The case of Baron Yun Chi-ho excited special interest. The Baron being a noble of high family, the police used more care in extracting his confession. He was examined day after day for ten days, the same questions being asked and denied day after day. One day when his nerves were in shreds, they tortured another prisoner in front of his eyes, and the examiner told him that if he would not confess, he was likely to share the same fate. They told him that the others had confessed and been punished; a hundred men had admitted the facts. He did not know then that the charge against him was conspiracy to murder. He determined to make a false confession, to escape torture. He was worn out with the ceaseless questioning, and he was afraid.
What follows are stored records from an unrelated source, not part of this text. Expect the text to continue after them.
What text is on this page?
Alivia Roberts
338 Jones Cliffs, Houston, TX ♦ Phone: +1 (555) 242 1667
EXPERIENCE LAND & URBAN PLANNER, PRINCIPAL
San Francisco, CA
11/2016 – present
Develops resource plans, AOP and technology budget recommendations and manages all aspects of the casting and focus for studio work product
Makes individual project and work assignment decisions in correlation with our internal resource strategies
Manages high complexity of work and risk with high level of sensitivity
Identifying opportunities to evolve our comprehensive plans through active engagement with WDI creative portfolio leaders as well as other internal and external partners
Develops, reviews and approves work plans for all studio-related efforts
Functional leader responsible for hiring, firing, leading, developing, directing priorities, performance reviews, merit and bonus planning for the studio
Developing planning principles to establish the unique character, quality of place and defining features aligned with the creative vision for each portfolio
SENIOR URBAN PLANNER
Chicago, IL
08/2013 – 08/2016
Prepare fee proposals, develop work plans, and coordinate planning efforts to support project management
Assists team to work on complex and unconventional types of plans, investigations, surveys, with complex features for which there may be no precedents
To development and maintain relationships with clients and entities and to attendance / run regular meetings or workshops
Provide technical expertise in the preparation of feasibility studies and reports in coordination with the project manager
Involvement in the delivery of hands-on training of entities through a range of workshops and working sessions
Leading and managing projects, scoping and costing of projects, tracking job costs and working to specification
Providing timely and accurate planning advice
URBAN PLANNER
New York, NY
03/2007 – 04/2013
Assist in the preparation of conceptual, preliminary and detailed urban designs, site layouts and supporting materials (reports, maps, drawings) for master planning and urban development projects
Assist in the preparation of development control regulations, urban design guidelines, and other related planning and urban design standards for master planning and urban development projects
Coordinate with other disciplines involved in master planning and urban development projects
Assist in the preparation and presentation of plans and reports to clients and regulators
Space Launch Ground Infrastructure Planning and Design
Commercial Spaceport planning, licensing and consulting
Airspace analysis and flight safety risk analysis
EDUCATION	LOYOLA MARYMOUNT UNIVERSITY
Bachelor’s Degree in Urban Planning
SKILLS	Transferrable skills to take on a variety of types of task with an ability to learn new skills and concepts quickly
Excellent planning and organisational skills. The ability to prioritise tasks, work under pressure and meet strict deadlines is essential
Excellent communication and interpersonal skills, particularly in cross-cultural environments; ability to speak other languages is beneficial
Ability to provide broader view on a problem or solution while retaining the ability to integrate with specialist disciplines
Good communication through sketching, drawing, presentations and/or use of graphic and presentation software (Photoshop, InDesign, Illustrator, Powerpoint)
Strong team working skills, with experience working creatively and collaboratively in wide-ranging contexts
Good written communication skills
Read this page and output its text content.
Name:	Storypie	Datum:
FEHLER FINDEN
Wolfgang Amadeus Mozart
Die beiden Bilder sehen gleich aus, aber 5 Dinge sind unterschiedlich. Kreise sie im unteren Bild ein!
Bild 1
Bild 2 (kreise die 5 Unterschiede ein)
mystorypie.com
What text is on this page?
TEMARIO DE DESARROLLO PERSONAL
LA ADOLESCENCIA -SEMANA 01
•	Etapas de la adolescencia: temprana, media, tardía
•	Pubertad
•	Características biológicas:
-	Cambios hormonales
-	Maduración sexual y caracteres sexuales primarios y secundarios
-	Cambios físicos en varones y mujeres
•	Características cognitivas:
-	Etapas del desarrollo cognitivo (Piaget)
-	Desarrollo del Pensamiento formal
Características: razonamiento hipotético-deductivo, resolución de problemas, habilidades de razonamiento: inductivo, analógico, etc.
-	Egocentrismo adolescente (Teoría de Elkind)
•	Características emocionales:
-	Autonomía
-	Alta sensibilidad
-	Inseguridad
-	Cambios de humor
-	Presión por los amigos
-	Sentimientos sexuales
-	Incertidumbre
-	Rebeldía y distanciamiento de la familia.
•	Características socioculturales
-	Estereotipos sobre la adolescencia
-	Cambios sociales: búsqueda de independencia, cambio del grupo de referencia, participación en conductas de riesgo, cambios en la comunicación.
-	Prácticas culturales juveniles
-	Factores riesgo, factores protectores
The rehearing in the Court of Appeal lasted fifty-one days. In the last days many of the prisoners were allowed to speak for themselves. They made a very favourable impression. Judgment was delivered on March 20th. The original judgment was quashed in every case, and the cases reconsidered. Ninety-nine of the prisoners were found not guilty. Baron Yun Chi-ho, Yang Ki-tak and four others were convicted. Five of them were sentenced to six years' penal servitude, and one to five years. Two other appeals were made, but the only result was to increase the sentence of the sixth man to six years. Three of the men finally convicted had been members of the staff of the Dai Han Mai Il Shinpo. The Japanese do not forget or forgive readily. They had an old score to pay against the staff of that paper.

I have never yet met a man, English, American or Japanese, acquainted with the case, or who followed the circumstances, who believed that there had been any plot at all. The whole thing, from first to last, was entirely a police-created charge. The Japanese authorities showed later that they themselves did not believe it. On the coronation of the Japanese Emperor, in February, 1915, the six prisoners were released as a sign of "Imperial clemency." Baron Yun Chi-ho was appointed Secretary of the Y.M.C.A, at Seoul on his release, and Count Terauchi (whom he was supposed to have plotted to murder) thereupon gave a liberal subscription to the Y. funds.

There was one sequel to the case. The Secretary of the Korean Y.M.C.A., Mr. Gillett, having satisfied himself of the innocence of Baron Yun and his associates, while the trial was pending, sent a letter to prominent people abroad, telling the facts. The letter, by the indiscretion of one man who received it, was published in newspapers. The Japanese authorities, in consequence, succeeded in driving Mr. Gillett out of Korea. Before driving him out, they tried to get him to come over on their side. Mr. Komatsu, Director of the Bureau for Foreign Affairs, asked him and Mr. Gerdine, the President, to call on him. "The Government has met the demands of the missionary body and released ninety-nine out of the hundred and five prisoners who stood trial at the Appeal Court," said Mr. Komatsu. "It is to be expected that the missionary body will in return do something to put the Government in a strong and favourable light before the people of Japan." Mr. Komatsu added that Judge Suzuki's action was in reality the action of the Government-General, a quaint illustration of the independence of the judiciary in Korea.

The Administration made a feeble attempt to deny the tortures. Its argument was that since torture was forbidden by law, it could not take place. Let we quote the official statement:

"A word should be added in reference to the absurd rumours spread abroad concerning it (the conspiracy case) such as that the measures taken by the authorities aimed at 'wiping out the Christian movement in Korea,' since the majority of the accused were Christian converts, and that most of the accused made 'false confessions against their will,' as they were subject to 'unendurable ill-treatment or torture.' As if such imputations could be sustained for one minute, when the modern regime ruling Japan is considered!… As to torture, several provisions of the Korean criminal code indirectly recognized it, but the law was revised and those provisions were rescinded when the former Korean law courts were reformed, by appointing to them Japanese judicial staffs, in August, 1908…. According to the new criminal law (judges, procurators or police) officials are liable, if they treat accused prisoners with violence or torture, to penal servitude or to imprisonment for a period not exceeding three years. In reply to the memorial presented to the Governor-General by certain missionaries in Korea, in January, 1912, he said, 'I assure you that the entire examination of the suspected persons or witnesses is being conducted in strict compliance with the provisions of the law, and the slightest divergence from the lawful process will under no circumstances be permitted.' How then could any one imagine that it was possible for officials under him to act under any other way than in accordance with the provisions of the law."

Unfortunately for the noble indignation of the writer, the torture left its marks, and many men are living as I write still bearing them. Others only escaped from the hell of the Japanese prison in Seoul to die. They were so broken that they never recovered.

XIV

THE INDEPENDENCE MOVEMENT

The people of Korea never assented to the annexation of their country. The Japanese control of means of communication prevented their protests from being fully known by the outside world.